The increase in recovery efficiency at a lower concentration (as shown in Figure 6) is a surprising result and it could be due to a varied number of factors. The ability of the artificial sputum sample to dissolve into the eluent fluid could be influenced by the particle loading. High particle loading could make it more difficult to dissolve samples that are embedded in the deeper layers of the swab and therefore produce lower elution efficiency. Alternatively, the process of reabsorption of the eluent fluid after local impact into the swab and the particle loading of the surface layers due to the reabsorption can be influenced by the concentration of the particles in solution. In low concentration samples, the number of particles in the eluent solution is comparatively low. The reabsorption could preferentially absorb some of the fluid post elution and therefore retain more of the particles in the eluent fluid as compared to the high concentration case. Finally, after the elution process is complete, some of the fluid is adsorbed on the outer surface of the swab while it is being taken out, which is also directly proportional to the concentration and the number of available adsorption sites.

E.coli was chosen as a model as it is one of the common infections in many clinical situations. It is also similar in size to many other infectious pathogens. Additionally, it is easy to grow in laboratory conditions, and therefore was considered as a suitable model. The results with E.coli showed a similar trend as the polystyrene beads indicating that the characterization performed with the beads would be useful in determining the optimal conditions for bacterial samples as well. Similar to the polystyrene beads, the bacterial cells also undergo higher rates of recovery efficiency at higher speeds, as shown in Figure 7. The recovery efficiency was found to increase with concentration of the bacteria in the control case (no agitation).
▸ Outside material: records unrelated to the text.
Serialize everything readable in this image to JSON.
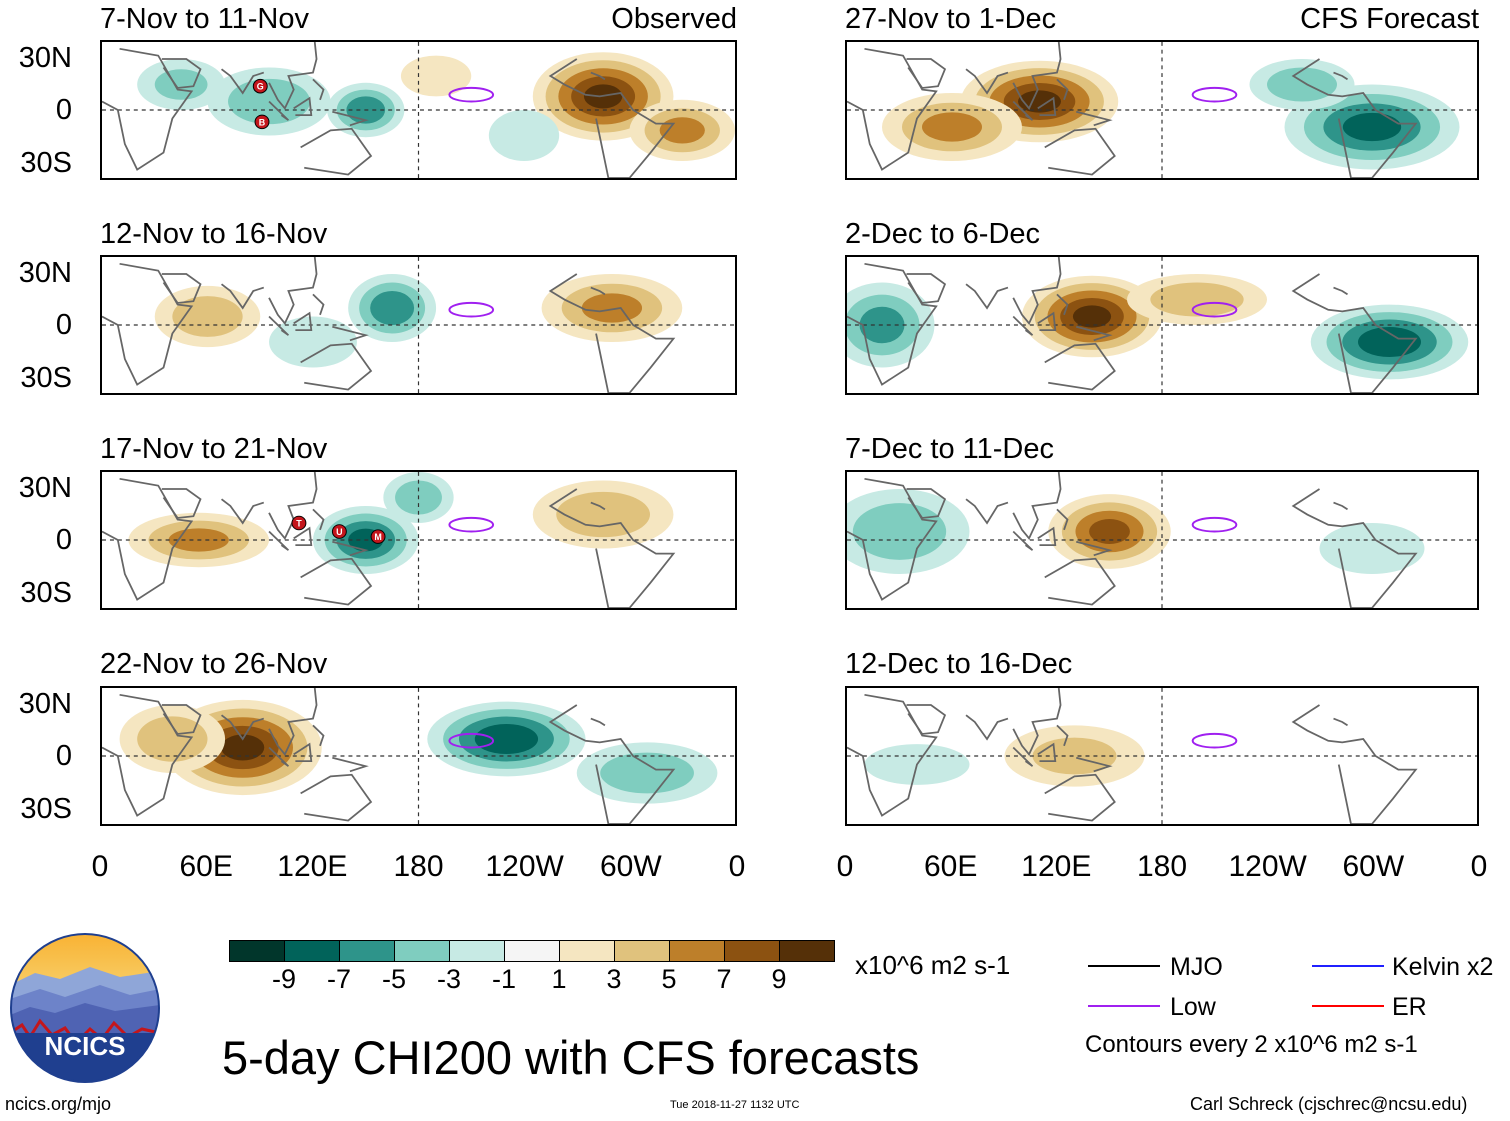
{
  "panels": [
    {
      "title": "7-Nov to 11-Nov",
      "tag": "Observed",
      "blobs": [
        {
          "sign": 1,
          "mag": 10,
          "lon": 285,
          "lat": 8,
          "rx": 40,
          "ry": 26
        },
        {
          "sign": 1,
          "mag": 6,
          "lon": 330,
          "lat": -12,
          "rx": 30,
          "ry": 18
        },
        {
          "sign": -1,
          "mag": 7,
          "lon": 150,
          "lat": 0,
          "rx": 22,
          "ry": 16
        },
        {
          "sign": -1,
          "mag": 5,
          "lon": 95,
          "lat": 5,
          "rx": 35,
          "ry": 20
        },
        {
          "sign": -1,
          "mag": 4,
          "lon": 45,
          "lat": 15,
          "rx": 25,
          "ry": 15
        },
        {
          "sign": -1,
          "mag": 3,
          "lon": 240,
          "lat": -15,
          "rx": 20,
          "ry": 15
        },
        {
          "sign": 1,
          "mag": 3,
          "lon": 190,
          "lat": 20,
          "rx": 20,
          "ry": 12
        }
      ],
      "cyclones": [
        {
          "letter": "G",
          "lon": 90,
          "lat": 14
        },
        {
          "letter": "B",
          "lon": 91,
          "lat": -7
        }
      ]
    },
    {
      "title": "27-Nov to 1-Dec",
      "tag": "CFS Forecast",
      "blobs": [
        {
          "sign": 1,
          "mag": 10,
          "lon": 110,
          "lat": 5,
          "rx": 45,
          "ry": 24
        },
        {
          "sign": 1,
          "mag": 6,
          "lon": 60,
          "lat": -10,
          "rx": 40,
          "ry": 20
        },
        {
          "sign": -1,
          "mag": 8,
          "lon": 300,
          "lat": -10,
          "rx": 50,
          "ry": 25
        },
        {
          "sign": -1,
          "mag": 5,
          "lon": 260,
          "lat": 15,
          "rx": 30,
          "ry": 15
        }
      ],
      "cyclones": []
    },
    {
      "title": "12-Nov to 16-Nov",
      "tag": "",
      "blobs": [
        {
          "sign": 1,
          "mag": 6,
          "lon": 290,
          "lat": 10,
          "rx": 40,
          "ry": 20
        },
        {
          "sign": 1,
          "mag": 5,
          "lon": 60,
          "lat": 5,
          "rx": 30,
          "ry": 18
        },
        {
          "sign": -1,
          "mag": 7,
          "lon": 165,
          "lat": 10,
          "rx": 25,
          "ry": 20
        },
        {
          "sign": -1,
          "mag": 3,
          "lon": 120,
          "lat": -10,
          "rx": 25,
          "ry": 15
        }
      ],
      "cyclones": []
    },
    {
      "title": "2-Dec to 6-Dec",
      "tag": "",
      "blobs": [
        {
          "sign": 1,
          "mag": 10,
          "lon": 140,
          "lat": 5,
          "rx": 40,
          "ry": 24
        },
        {
          "sign": 1,
          "mag": 5,
          "lon": 200,
          "lat": 15,
          "rx": 40,
          "ry": 15
        },
        {
          "sign": -1,
          "mag": 9,
          "lon": 310,
          "lat": -10,
          "rx": 45,
          "ry": 22
        },
        {
          "sign": -1,
          "mag": 6,
          "lon": 20,
          "lat": 0,
          "rx": 30,
          "ry": 25
        }
      ],
      "cyclones": []
    },
    {
      "title": "17-Nov to 21-Nov",
      "tag": "",
      "blobs": [
        {
          "sign": 1,
          "mag": 6,
          "lon": 55,
          "lat": 0,
          "rx": 40,
          "ry": 16
        },
        {
          "sign": 1,
          "mag": 5,
          "lon": 285,
          "lat": 15,
          "rx": 40,
          "ry": 20
        },
        {
          "sign": -1,
          "mag": 8,
          "lon": 150,
          "lat": 0,
          "rx": 30,
          "ry": 20
        },
        {
          "sign": -1,
          "mag": 5,
          "lon": 180,
          "lat": 25,
          "rx": 20,
          "ry": 15
        }
      ],
      "cyclones": [
        {
          "letter": "T",
          "lon": 112,
          "lat": 10
        },
        {
          "letter": "U",
          "lon": 135,
          "lat": 5
        },
        {
          "letter": "M",
          "lon": 157,
          "lat": 2
        }
      ]
    },
    {
      "title": "7-Dec to 11-Dec",
      "tag": "",
      "blobs": [
        {
          "sign": 1,
          "mag": 8,
          "lon": 150,
          "lat": 5,
          "rx": 35,
          "ry": 22
        },
        {
          "sign": -1,
          "mag": 5,
          "lon": 30,
          "lat": 5,
          "rx": 40,
          "ry": 25
        },
        {
          "sign": -1,
          "mag": 3,
          "lon": 300,
          "lat": -5,
          "rx": 30,
          "ry": 15
        }
      ],
      "cyclones": []
    },
    {
      "title": "22-Nov to 26-Nov",
      "tag": "",
      "blobs": [
        {
          "sign": 1,
          "mag": 10,
          "lon": 80,
          "lat": 5,
          "rx": 45,
          "ry": 28
        },
        {
          "sign": 1,
          "mag": 5,
          "lon": 40,
          "lat": 10,
          "rx": 30,
          "ry": 20
        },
        {
          "sign": -1,
          "mag": 9,
          "lon": 230,
          "lat": 10,
          "rx": 45,
          "ry": 22
        },
        {
          "sign": -1,
          "mag": 5,
          "lon": 310,
          "lat": -10,
          "rx": 40,
          "ry": 18
        }
      ],
      "cyclones": []
    },
    {
      "title": "12-Dec to 16-Dec",
      "tag": "",
      "blobs": [
        {
          "sign": 1,
          "mag": 4,
          "lon": 130,
          "lat": 0,
          "rx": 40,
          "ry": 18
        },
        {
          "sign": -1,
          "mag": 3,
          "lon": 40,
          "lat": -5,
          "rx": 30,
          "ry": 12
        }
      ],
      "cyclones": []
    }
  ],
  "lat_labels": [
    "30N",
    "0",
    "30S"
  ],
  "lon_labels": [
    "0",
    "60E",
    "120E",
    "180",
    "120W",
    "60W",
    "0"
  ],
  "colorbar": {
    "colors": [
      "#01362b",
      "#01635a",
      "#2e948a",
      "#7fcdbf",
      "#c7eae4",
      "#f5f5f5",
      "#f5e6c1",
      "#e0c27d",
      "#bd7f2a",
      "#8c5211",
      "#553008"
    ],
    "ticks": [
      "-9",
      "-7",
      "-5",
      "-3",
      "-1",
      "1",
      "3",
      "5",
      "7",
      "9"
    ],
    "units": "x10^6 m2 s-1"
  },
  "legend": {
    "mjo": {
      "label": "MJO",
      "color": "#000000"
    },
    "kelvin": {
      "label": "Kelvin x2",
      "color": "#2020ff"
    },
    "low": {
      "label": "Low",
      "color": "#a020f0"
    },
    "er": {
      "label": "ER",
      "color": "#ff0000"
    },
    "note": "Contours every 2 x10^6 m2 s-1"
  },
  "logo": {
    "text": "NCICS"
  },
  "title": "5-day CHI200 with CFS forecasts",
  "footer": {
    "url": "ncics.org/mjo",
    "timestamp": "Tue 2018-11-27 1132 UTC",
    "author": "Carl Schreck (cjschrec@ncsu.edu)"
  }
}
This is associated with the dissolution of the surface layer of artificial sputum dissolving into the eluent solution. In all of the other cases, the impingement of the magnetic particles on the swab creates impact forces that physically squeeze the fluid from the fibers and push the sample out, which results in higher elution efficiency.

6. Conclusions

A mechanical technique of elution of viscous sample from cotton swab fibres has been developed where the mechanical impingement is imposed by magnetic particles under the influence of a rotating magnetic field. The rotating magnetic field caused not only impingement of the magnetic particles on the swab, but also recirculation of the elution fluid, thereby enhancing the elution process. A device was designed, developed, and characterized using fluorescent polystyrene beads. The elution efficiency was also found to be related to the time of exposure to mechanical impingement and an optimal time of 120 s was determined. Next, the optimized device was also tested on artificial sputum samples that were loaded with E. coli bacteria. The elution efficiency was found to be linked to the rotational speed of the magnet and efficiencies as high as 90% was obtained at 500 RPM. This method of elution has broad applicability in a variety of sample pre-processing procedures, both in biological analysis and clinical diagnostics.